Challenges in Constituting the CoC
Some challenges in constituting the CoC under the IBC include:
Verification of Claims:
The IRP is required to meticulously scrutinise each creditor’s claim for accuracy and legitimacy. They have to ensure all claims are properly evaluated before the CoC can be formed, which can be complex due to potential disputes over claim amounts, documentation issues, and time constraints.Â
Role of Operational Creditors:
Operational creditors are typically excluded from the CoC, meaning they have no voting rights in the CoC unless there are no financial creditors present. Hence, their role in the company’s operations is often not adequately represented in key decision-making during CIRP, which may lead to imbalances in the process.
Delays in Formation:
There may be procedural irregularities or administrative issues that delay the formation of the Coc.
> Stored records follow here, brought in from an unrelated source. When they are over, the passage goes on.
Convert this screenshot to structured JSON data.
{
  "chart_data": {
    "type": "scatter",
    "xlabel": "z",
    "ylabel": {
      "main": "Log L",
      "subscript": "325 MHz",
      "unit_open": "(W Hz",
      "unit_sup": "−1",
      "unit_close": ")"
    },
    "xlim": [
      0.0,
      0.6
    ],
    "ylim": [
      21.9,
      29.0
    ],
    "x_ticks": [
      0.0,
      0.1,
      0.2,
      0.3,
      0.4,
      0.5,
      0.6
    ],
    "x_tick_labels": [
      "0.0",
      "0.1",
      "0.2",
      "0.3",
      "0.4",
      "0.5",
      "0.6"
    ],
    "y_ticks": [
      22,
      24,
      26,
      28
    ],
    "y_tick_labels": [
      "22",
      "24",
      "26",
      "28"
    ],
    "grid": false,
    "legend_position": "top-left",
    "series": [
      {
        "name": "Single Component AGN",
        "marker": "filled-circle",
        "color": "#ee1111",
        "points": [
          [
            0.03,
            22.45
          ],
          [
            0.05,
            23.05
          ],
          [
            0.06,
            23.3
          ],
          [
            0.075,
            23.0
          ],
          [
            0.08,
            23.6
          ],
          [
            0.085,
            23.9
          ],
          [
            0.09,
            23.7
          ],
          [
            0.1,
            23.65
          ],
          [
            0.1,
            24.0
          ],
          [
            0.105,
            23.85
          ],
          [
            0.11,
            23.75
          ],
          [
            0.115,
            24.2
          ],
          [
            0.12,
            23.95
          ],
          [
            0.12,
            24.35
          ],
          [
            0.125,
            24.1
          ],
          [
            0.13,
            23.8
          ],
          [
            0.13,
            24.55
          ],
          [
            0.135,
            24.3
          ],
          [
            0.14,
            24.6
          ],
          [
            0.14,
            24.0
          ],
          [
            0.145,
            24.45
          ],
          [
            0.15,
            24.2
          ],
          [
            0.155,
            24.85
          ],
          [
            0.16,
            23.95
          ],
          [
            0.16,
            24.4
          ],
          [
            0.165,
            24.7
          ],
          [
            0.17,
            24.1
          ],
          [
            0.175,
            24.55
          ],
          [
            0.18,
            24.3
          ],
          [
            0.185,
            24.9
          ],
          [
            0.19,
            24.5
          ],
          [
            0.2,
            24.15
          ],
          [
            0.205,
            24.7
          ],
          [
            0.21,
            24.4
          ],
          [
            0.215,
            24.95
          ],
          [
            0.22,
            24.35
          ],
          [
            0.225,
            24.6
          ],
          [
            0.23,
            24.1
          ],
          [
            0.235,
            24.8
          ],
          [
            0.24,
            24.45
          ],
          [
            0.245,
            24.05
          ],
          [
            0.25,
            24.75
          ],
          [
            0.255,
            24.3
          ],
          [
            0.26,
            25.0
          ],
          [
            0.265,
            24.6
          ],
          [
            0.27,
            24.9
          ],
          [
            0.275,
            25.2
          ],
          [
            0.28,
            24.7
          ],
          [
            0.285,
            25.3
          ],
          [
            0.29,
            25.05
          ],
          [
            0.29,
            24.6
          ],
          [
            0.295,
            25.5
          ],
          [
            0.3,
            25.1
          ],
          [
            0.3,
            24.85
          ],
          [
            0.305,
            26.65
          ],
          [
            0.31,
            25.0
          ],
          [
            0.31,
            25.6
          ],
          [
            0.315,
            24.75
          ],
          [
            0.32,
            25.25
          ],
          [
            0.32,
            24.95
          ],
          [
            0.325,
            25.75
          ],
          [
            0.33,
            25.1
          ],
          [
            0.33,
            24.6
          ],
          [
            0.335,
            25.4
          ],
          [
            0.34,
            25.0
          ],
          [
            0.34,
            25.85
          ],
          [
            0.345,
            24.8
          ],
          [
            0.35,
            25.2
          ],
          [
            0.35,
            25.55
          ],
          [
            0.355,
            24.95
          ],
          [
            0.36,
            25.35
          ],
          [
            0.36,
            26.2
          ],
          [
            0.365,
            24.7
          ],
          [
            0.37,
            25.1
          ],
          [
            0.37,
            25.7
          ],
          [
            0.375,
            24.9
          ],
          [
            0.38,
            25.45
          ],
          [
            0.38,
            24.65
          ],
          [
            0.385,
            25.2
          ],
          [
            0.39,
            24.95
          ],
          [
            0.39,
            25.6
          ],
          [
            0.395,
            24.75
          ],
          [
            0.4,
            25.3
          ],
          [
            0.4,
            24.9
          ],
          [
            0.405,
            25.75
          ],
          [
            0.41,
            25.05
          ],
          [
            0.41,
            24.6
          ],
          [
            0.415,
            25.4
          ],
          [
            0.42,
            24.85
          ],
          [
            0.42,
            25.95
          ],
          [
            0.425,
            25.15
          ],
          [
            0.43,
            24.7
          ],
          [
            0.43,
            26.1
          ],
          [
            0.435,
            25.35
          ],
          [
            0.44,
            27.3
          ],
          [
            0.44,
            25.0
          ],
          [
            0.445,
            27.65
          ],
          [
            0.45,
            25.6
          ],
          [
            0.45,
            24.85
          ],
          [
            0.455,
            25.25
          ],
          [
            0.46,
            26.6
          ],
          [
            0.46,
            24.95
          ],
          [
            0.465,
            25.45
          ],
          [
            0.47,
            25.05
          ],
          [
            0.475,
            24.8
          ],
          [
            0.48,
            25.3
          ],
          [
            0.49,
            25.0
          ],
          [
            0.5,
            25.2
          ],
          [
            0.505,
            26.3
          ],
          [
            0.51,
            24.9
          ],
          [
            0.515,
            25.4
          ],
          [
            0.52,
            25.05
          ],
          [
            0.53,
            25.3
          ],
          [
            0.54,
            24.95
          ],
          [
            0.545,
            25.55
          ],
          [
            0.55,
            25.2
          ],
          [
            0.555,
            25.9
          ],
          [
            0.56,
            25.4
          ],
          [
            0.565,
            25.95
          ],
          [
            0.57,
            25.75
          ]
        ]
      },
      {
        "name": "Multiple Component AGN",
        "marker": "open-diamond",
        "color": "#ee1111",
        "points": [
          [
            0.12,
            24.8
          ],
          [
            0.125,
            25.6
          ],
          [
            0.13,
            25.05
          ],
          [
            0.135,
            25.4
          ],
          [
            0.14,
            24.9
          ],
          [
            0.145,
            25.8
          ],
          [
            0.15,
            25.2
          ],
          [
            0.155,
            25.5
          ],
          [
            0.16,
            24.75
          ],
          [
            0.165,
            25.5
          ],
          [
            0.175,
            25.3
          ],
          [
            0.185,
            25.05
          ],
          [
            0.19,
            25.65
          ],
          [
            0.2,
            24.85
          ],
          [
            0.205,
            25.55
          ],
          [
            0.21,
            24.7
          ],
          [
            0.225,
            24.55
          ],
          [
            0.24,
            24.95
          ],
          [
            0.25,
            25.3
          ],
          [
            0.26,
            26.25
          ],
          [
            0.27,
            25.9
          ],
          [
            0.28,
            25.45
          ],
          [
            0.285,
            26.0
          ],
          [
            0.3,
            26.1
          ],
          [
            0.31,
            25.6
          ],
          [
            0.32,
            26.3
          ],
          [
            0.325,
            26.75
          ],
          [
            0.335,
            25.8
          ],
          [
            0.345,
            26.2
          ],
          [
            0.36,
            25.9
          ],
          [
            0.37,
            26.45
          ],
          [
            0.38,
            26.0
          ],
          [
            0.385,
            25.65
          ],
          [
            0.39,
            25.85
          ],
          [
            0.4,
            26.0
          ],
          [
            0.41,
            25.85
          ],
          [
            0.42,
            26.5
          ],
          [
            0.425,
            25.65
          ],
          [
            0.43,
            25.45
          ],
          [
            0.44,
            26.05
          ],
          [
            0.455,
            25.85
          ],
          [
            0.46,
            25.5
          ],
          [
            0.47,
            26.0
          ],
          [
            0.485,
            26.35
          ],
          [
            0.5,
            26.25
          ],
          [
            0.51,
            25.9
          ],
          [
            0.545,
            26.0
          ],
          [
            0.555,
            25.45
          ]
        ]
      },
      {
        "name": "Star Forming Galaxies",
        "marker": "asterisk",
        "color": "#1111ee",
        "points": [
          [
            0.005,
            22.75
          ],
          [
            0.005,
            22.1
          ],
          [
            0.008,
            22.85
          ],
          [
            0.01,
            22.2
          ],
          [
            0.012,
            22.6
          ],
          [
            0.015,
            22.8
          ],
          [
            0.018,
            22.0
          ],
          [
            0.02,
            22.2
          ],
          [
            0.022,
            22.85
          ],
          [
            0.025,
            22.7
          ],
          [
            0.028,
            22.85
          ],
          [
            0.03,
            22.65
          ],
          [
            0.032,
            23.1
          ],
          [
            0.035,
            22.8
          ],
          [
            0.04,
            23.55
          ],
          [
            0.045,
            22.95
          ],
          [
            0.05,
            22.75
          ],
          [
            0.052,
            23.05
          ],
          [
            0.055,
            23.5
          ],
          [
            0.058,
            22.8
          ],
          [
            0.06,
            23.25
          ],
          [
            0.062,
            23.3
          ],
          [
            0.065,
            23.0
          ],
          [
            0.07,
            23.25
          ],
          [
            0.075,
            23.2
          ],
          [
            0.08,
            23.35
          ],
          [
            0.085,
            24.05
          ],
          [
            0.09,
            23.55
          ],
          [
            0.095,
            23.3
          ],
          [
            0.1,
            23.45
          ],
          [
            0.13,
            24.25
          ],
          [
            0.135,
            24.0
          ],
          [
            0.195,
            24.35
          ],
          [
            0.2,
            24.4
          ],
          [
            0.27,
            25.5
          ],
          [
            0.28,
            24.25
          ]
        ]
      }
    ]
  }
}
Certain disputes may arise due to the classification of creditors, verification of claims, and related legal proceedings.
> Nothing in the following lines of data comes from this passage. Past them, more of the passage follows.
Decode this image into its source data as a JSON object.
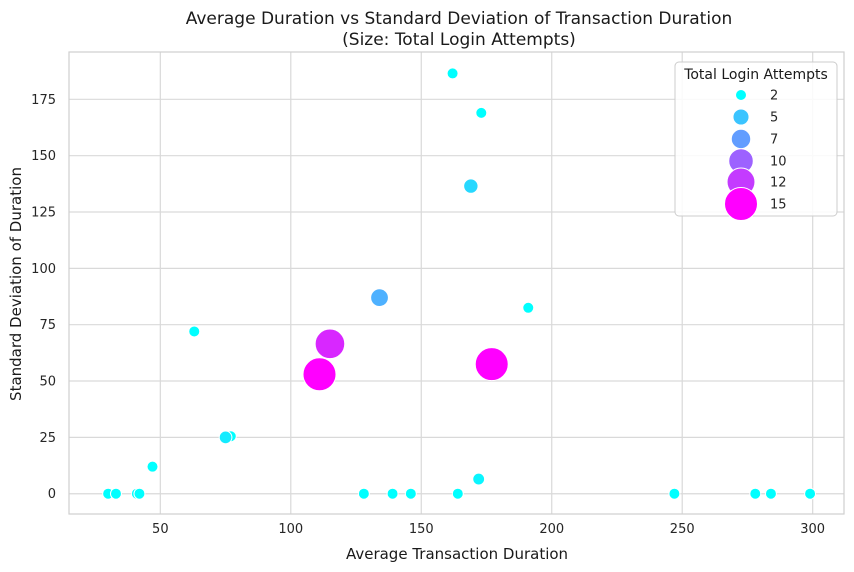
{
  "chart_data": {
    "type": "scatter",
    "title": "Average Duration vs Standard Deviation of Transaction Duration",
    "subtitle": "(Size: Total Login Attempts)",
    "xlabel": "Average Transaction Duration",
    "ylabel": "Standard Deviation of Duration",
    "xlim": [
      15,
      312
    ],
    "ylim": [
      -9,
      196
    ],
    "xticks": [
      50,
      100,
      150,
      200,
      250,
      300
    ],
    "yticks": [
      0,
      25,
      50,
      75,
      100,
      125,
      150,
      175
    ],
    "grid": true,
    "legend": {
      "title": "Total Login Attempts",
      "placement": "top-right",
      "entries": [
        {
          "label": "2",
          "size_value": 2
        },
        {
          "label": "5",
          "size_value": 5
        },
        {
          "label": "7",
          "size_value": 7
        },
        {
          "label": "10",
          "size_value": 10
        },
        {
          "label": "12",
          "size_value": 12
        },
        {
          "label": "15",
          "size_value": 15
        }
      ]
    },
    "colormap": {
      "min_color": "#00ffff",
      "max_color": "#ff00ff",
      "min_value": 2,
      "max_value": 15
    },
    "points": [
      {
        "x": 30,
        "y": 0,
        "size": 2
      },
      {
        "x": 33,
        "y": 0,
        "size": 2
      },
      {
        "x": 41,
        "y": 0,
        "size": 2
      },
      {
        "x": 42,
        "y": 0,
        "size": 2
      },
      {
        "x": 47,
        "y": 12,
        "size": 2
      },
      {
        "x": 63,
        "y": 72,
        "size": 2
      },
      {
        "x": 75,
        "y": 25,
        "size": 3
      },
      {
        "x": 77,
        "y": 25.5,
        "size": 2
      },
      {
        "x": 111,
        "y": 53,
        "size": 15
      },
      {
        "x": 115,
        "y": 66.5,
        "size": 13
      },
      {
        "x": 128,
        "y": 0,
        "size": 2
      },
      {
        "x": 134,
        "y": 87,
        "size": 6
      },
      {
        "x": 139,
        "y": 0,
        "size": 2
      },
      {
        "x": 146,
        "y": 0,
        "size": 2
      },
      {
        "x": 162,
        "y": 186.5,
        "size": 2
      },
      {
        "x": 164,
        "y": 0,
        "size": 2
      },
      {
        "x": 169,
        "y": 136.5,
        "size": 4
      },
      {
        "x": 172,
        "y": 6.5,
        "size": 2.5
      },
      {
        "x": 173,
        "y": 169,
        "size": 2
      },
      {
        "x": 177,
        "y": 57.5,
        "size": 15
      },
      {
        "x": 191,
        "y": 82.5,
        "size": 2
      },
      {
        "x": 247,
        "y": 0,
        "size": 2
      },
      {
        "x": 278,
        "y": 0,
        "size": 2
      },
      {
        "x": 284,
        "y": 0,
        "size": 2
      },
      {
        "x": 299,
        "y": 0,
        "size": 2
      }
    ]
  }
}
Recommendations for Strengthening the CoC Framework
To reduce the challenges faced when constituting the CoC, these recommendations may be implemented by the Insolvency and Bankruptcy Board of India (IBBI):
Enhancing Representation of Operational Creditors:
It is recommended to grant voting rights to operational creditors, even if the corporate debtor has financial creditors, to ensure their interests are represented fairly.
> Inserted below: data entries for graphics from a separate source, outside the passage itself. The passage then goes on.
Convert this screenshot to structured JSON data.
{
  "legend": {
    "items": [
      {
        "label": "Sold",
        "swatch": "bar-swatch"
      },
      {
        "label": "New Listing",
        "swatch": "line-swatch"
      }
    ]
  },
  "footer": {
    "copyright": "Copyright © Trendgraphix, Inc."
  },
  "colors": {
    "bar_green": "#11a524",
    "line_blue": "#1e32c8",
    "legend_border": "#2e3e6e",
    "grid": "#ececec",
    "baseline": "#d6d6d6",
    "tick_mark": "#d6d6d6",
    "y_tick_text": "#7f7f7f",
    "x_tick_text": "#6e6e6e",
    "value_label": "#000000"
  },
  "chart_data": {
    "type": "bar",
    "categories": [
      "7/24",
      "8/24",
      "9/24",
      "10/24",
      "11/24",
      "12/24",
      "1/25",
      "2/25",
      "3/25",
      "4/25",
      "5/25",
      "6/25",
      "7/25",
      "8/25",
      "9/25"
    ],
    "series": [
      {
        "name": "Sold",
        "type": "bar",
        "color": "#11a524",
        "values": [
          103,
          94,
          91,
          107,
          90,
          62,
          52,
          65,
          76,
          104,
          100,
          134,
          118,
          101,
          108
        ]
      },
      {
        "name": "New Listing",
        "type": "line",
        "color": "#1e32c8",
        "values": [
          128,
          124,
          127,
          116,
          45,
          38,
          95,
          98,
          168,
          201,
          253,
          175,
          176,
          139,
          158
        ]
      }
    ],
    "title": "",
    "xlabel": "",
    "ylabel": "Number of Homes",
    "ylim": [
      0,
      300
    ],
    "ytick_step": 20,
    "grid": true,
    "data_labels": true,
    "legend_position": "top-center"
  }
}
Streamlining Claim Verification:
The IRP can adopt advanced technological tools, such as blockchain or data analysis, to streamline claim verification and reduce delays.
Increasing Transparency:
It is suggested to introduce measures to improve transparency in CoC decision-making, such as publishing meeting minutes and voting recordsÂ
Capacity Building for IRPs and RPs:
The IBBI can establish certain training programs for IRPs and resolution professionals to enhance the capacity of insolvency professionals in managing complex CoC-related issues.
The Way Forward for CoC Under Section 21
To ensure fair representation of all stakeholders, including operational creditors, transparency, and efficiency of the resolution process, there is a need for continuous refinement of section 21 of the IBC. The objectives of the current insolvency framework in India include safeguarding the interests of the stakeholders and establishing time-bound mechanisms. The statutory and procedural challenges make it difficult to fulfill these objectives. Hence, it becomes important to maintain the CoC’s balance of power.
Conclusion
The process of the CoC is outlined under section 21 of the IBC, which is a key decision-making body during CIRP. The CoC determines who can participate in the CoC and how their voting power is calculated. It is a crucial aspect being the exclusion of “related parties” to avoid conflicts of interest during the resolution process. By excluding related parties from the CoC, section 21 aims to ensure that the insolvency process if fair and transparent, protecting the interests of all creditors. However, operational creditors also have limited participation in the CoC meetings, making it difficult for these creditors to have their rights adequately represented. To address procedural irregularities, delays in the formation of the CoC, and other challenges, the IBBI should establish reforms to ensure fair representation and efficiency.